The latest person this happened with was Simon. They fell in love, he moved in, then of course time lead to him leaving. After he officially moved out, she threw his stuff that he forgot in the spare room in case he came back. But even once she accepted he wouldn’t return, the room became his, and she felt unable to open the door. She couldn’t even look at the door. When she passed by it she could smell him, hear his soothing voice, so she always walked by with a hop in her step to avoid him. She was trapped outside the only spare room in the house, and it was right across her own bedroom.

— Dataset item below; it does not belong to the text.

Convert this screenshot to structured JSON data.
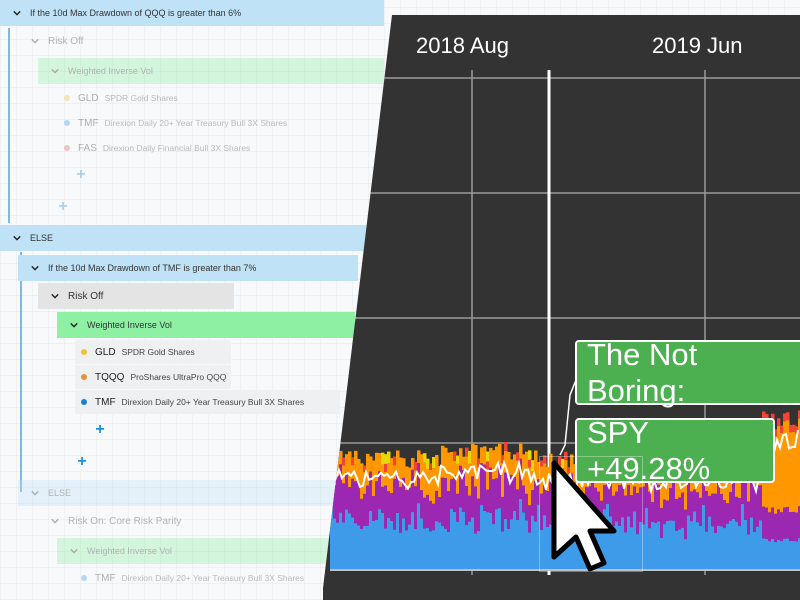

Her train of thought was interrupted by a new voice outside. Lisa’s neighbor on the other side of her, Liam, was visiting the new neighbors. Liam was young with wavy bright brown hair, ragged clothes, and he had a knack for meeting new people. She just began to feel weird because she was more of a neighbor to the new neighbors than Liam was, considering she was actually next to them, but he was visiting them before she did. The thought of visiting them hadn’t crossed her mind because she thought it was still too early and her cookies weren’t done yet. However, Liam had no cookies or anything to gift them with, yet he seemed to be confident about his decision to go and welcome them.

Lisa created a small opening in the curtains of the window to watch Liam. He talked with the new neighbors flawlessly and with enthusiasm. They were all full of smiles, animated hand gestures and praise for the new house. The common introductions and polite questioning seemed to be taking place. Liam was pointing towards his house, presumably telling where he lives. Then the new neighbors pointed to Lisa’s house, curiously squinting their eyes and tilting their heads, like they were asking about her. Liam’s smile straightened and body tightened. His hands no longer moved as he talked. Lisa couldn’t read lips, yet somehow she knew what they were saying. From the shape of their mouths, from the expression on their faces, she could almost hear their voices in her head. She could hear Liam telling the new neighbors to stay away from her. She could hear the neighbors agreeing with Liam and explaining what Jill and Todd had already warned them about. Then they began to laugh. A loud, out of control laughter that rung inside Lisa’s head. They were laughing at her. Lisa closed the blinds all the way and ducked down, fearing their gaze, then made her way to sitting on the floor. She could still hear their laughter in her head. When she buried her face into her hands, and darkness became her view, she could see their laughter, too. It filled up her head and surrounded her. She saw their open mouths, bright teeth, their burning eyes staring at her. The new neighbors were there. Liam, Simon, Jill and Todd were also there, all together in her head, laughing. It was then that Lisa realized these new people were just the same as Jill and Todd and she wouldn’t ever be able to go shopping or have a neighborly evening drink with them. She knew what they saw her for and she knew even her cookies could never sway them. The timer for the cookies went off, but Lisa sat still, and the ringing mixed with the sights and sounds of laughter in her head.

Outside the house, the sun shined down on the new neighbors who had just settled down from laughing at a squirrel that was chasing its tail in front of Lisa’s house. A breeze came through, settling over the squirrel’s fur, the green grass, the couples thin, summer clothes. They wondered who lived there. Then the husband smiled, looked up at the still clouds, and asked his wife if they should invite them for a drink. The wife nodded and started to sniff as she looked around, wondering if what she smelled was burnt cookies.